What's the default initialization methods for layers?

Nick_Young · May 17, 2017, 1:40pm

what’s the default initialization methods for layers? Like conv, fc, and RNN layers? are they just initialized to all zeros?

albanD · May 17, 2017, 2:52pm

All the layer are implemented in this folder: https://github.com/pytorch/pytorch/tree/master/torch/nn/modules
The initialization depend on the layer, for example, the linear one is here

Nick_Young · May 17, 2017, 3:16pm

Thank you so much!

Konpat_Ta_Preechakul · February 3, 2018, 5:37am

I see only torch.Tensor(...) without any specific initialization method. I wonder what would that be?

ptrblck · February 3, 2018, 2:43pm

In reset_parameters() the weights are set/reset.

Brando_Miranda · July 7, 2018, 1:18am

Are these initialization basically He init or Xavier init?

klory · July 11, 2018, 11:10am

Tanh --> Xavier
ReLU --> He

Brando_Miranda · July 14, 2018, 12:50am

So Pytorch uses He when its ReLU? Im confused what pytorch does.

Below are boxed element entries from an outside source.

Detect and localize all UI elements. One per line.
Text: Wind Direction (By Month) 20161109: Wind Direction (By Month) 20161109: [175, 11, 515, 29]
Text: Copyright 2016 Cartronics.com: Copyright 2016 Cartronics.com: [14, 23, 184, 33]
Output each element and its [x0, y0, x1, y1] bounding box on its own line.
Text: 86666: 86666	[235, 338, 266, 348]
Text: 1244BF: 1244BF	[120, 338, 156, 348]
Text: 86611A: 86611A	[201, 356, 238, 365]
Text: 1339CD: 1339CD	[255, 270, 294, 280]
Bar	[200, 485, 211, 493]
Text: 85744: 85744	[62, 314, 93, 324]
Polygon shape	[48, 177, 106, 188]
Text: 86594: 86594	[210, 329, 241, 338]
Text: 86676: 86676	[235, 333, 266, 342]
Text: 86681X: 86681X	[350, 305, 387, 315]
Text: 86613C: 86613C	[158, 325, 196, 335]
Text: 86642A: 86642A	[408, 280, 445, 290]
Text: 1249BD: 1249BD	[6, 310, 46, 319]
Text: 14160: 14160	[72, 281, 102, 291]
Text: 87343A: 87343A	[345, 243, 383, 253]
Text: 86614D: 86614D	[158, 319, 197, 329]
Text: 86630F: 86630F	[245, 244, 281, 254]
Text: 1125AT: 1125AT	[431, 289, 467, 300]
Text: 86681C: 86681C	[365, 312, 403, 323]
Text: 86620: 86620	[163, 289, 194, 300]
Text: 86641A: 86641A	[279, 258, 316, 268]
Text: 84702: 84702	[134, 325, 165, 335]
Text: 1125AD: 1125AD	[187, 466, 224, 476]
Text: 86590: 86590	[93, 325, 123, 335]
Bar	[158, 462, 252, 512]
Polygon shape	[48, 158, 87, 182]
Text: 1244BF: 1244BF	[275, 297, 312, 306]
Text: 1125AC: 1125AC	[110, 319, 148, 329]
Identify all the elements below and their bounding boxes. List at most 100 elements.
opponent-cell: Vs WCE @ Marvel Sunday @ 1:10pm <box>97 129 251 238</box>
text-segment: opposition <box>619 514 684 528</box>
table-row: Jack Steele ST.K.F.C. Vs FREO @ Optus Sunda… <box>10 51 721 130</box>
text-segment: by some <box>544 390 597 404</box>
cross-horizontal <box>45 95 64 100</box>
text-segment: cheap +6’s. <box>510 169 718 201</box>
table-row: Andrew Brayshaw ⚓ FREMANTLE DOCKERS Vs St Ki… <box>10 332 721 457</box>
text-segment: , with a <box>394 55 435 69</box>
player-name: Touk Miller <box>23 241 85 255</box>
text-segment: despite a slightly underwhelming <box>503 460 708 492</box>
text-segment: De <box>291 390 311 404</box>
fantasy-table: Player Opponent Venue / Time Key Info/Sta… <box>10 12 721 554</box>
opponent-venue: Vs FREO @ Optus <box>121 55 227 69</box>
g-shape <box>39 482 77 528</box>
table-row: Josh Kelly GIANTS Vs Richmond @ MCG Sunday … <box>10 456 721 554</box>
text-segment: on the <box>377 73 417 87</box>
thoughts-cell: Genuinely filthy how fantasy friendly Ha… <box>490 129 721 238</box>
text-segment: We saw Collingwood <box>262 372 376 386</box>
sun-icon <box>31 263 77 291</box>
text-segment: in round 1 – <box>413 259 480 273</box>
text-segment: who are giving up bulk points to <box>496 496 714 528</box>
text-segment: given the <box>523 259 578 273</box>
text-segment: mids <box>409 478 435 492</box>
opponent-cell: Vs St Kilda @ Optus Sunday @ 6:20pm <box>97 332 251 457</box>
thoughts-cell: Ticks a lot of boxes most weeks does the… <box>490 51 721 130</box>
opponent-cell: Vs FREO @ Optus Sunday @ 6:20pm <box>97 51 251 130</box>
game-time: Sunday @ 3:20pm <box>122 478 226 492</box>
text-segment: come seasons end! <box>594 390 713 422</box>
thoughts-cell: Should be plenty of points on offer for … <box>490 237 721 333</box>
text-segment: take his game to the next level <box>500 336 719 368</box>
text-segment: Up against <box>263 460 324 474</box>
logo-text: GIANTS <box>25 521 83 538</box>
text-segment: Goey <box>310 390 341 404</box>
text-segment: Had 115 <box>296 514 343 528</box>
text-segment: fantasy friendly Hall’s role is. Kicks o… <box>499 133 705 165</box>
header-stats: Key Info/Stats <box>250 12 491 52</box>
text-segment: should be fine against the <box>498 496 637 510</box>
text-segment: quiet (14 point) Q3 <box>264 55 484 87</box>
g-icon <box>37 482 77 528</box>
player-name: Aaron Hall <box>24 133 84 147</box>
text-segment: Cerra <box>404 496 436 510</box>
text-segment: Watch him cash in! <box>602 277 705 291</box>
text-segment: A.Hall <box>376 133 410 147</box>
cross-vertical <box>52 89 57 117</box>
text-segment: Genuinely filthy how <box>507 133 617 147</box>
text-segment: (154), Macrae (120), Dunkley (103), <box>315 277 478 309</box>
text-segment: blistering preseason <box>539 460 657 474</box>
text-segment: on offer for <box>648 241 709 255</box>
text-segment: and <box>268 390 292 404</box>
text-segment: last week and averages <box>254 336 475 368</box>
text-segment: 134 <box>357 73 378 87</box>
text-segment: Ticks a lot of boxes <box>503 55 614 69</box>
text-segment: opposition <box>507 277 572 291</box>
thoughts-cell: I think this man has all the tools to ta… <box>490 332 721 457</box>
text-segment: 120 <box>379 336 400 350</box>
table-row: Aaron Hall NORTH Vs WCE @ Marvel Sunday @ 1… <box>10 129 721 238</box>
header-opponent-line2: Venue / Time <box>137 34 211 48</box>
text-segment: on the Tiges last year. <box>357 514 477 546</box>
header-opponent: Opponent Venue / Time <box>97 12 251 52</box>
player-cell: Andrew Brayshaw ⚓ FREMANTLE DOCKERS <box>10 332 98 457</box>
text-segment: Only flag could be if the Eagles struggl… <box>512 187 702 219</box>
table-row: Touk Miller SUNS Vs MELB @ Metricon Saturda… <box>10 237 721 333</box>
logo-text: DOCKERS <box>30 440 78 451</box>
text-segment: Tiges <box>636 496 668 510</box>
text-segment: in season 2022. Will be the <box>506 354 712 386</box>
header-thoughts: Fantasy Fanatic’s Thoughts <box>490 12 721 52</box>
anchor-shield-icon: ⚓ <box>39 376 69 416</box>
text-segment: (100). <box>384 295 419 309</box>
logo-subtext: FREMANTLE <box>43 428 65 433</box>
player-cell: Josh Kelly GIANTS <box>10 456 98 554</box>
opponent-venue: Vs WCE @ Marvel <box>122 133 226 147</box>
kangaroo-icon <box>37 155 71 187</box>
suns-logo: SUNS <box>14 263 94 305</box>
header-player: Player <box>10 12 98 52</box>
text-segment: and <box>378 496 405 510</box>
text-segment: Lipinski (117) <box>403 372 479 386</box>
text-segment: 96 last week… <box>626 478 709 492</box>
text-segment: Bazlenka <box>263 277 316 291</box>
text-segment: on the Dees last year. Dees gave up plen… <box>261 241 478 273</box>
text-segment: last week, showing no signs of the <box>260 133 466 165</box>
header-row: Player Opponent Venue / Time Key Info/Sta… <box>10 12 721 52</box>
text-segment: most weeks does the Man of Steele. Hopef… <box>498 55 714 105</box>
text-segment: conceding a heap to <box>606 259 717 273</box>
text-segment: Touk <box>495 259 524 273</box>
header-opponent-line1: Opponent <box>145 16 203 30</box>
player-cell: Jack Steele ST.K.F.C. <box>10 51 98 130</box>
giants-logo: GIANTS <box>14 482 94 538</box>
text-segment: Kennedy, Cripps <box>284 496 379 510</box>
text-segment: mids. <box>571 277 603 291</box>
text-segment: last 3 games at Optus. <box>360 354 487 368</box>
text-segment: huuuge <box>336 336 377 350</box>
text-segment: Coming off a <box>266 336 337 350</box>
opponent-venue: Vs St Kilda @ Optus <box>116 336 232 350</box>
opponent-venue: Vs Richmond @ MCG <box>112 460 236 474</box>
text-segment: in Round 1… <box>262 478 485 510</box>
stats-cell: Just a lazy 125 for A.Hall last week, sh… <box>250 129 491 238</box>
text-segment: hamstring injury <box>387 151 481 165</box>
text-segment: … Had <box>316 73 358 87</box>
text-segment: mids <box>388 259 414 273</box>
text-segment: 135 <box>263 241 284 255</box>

Brando_Miranda · July 14, 2018, 1:23am

Sorry ptrblck, Im confused…pytorch uses Xavier or He depending on the activation? Thats what klory seems to imply but the code looks as follows:

def reset_parameters(self):
    stdv = 1. / math.sqrt(self.weight.size(1))
    self.weight.data.uniform_(-stdv, stdv)
    if self.bias is not None:
        self.bias.data.uniform_(-stdv, stdv)

rasbt · July 14, 2018, 2:01am

Tanh → Xavier
ReLU → He

No that’s not correct, PyTorch’s initialization is based on the layer type, not the activation function (the layer doesn’t know about the activation upon weight initialization).

For the linear layer, this would be somewhat similar to He initialization, but not quite:

github.com

pytorch/pytorch/blob/9e2f2cab94027c1be1860b9b5e98ac13c6b0516e/torch/nn/modules/linear.py#L48-L52


      
          def reset_parameters(self):
              stdv = 1. / math.sqrt(self.weight.size(1))
              self.weight.data.uniform_(-stdv, stdv)
              if self.bias is not None:
                  self.bias.data.uniform_(-stdv, stdv)

def reset_parameters(self):
    stdv = 1. / math.sqrt(self.weight.size(1))
    self.weight.data.uniform_(-stdv, stdv)
    if self.bias is not None:
        self.bias.data.uniform_(-stdv, stdv)

Ie., when I remember correctly, He init is “sqrt(6 / fan_in)” whereas in PyTorch Linear layer it’s “1. / sqrt(fan_in)”

klory · July 14, 2018, 2:10am

Yeah, you’re correct, I just check their code for linear.py and conv.py, it seems they’re all using Xavier right? (I got the Xavier explanation from here)

github.com

pytorch/pytorch/blob/099a6d5e083d78e04437a22e7cf963c4e0a1fa18/torch/nn/modules/linear.py#L48-L52


def reset_parameters(self):
    stdv = 1. / math.sqrt(self.weight.size(1))
    self.weight.data.uniform_(-stdv, stdv)
    if self.bias is not None:
        self.bias.data.uniform_(-stdv, stdv)

github.com

pytorch/pytorch/blob/099a6d5e083d78e04437a22e7cf963c4e0a1fa18/torch/nn/modules/conv.py#L40-L47


def reset_parameters(self):
    n = self.in_channels
    for k in self.kernel_size:
        n *= k
    stdv = 1. / math.sqrt(n)
    self.weight.data.uniform_(-stdv, stdv)
    if self.bias is not None:
        self.bias.data.uniform_(-stdv, stdv)

Brando_Miranda · July 14, 2018, 2:11am

are they all using Xavier?

rasbt · July 14, 2018, 2:41am

it seems they’re all using Xavier right?

Doesn’t xavier also include fan_out though? Here, I can only see input channels, not output channels.

Brando_Miranda · July 14, 2018, 2:41am

so is it just a unpublished made up pytorch init?

rasbt · July 14, 2018, 3:08am

Maybe I am overlooking sth or don’t recognize it, but I think so

Brando_Miranda · July 14, 2018, 3:10am

A validation from someone in the pytorch team would be nice calling for call for master @SimonW

SimonW · July 14, 2018, 10:40am

no, they are from respective well-established published papers actually. e.g., linear init is from “Efficient Backprop”, LeCun’99.

Brando_Miranda · July 14, 2018, 10:24pm

Thanks! I appreciate the it.

Brando_Miranda · July 14, 2018, 10:25pm

this one I assume:

rasbt · July 15, 2018, 12:11am

Maybe it would be worthwhile adding comments to the docstrings? Would make it easier for the next person to find plus more convenient to refer to in papers.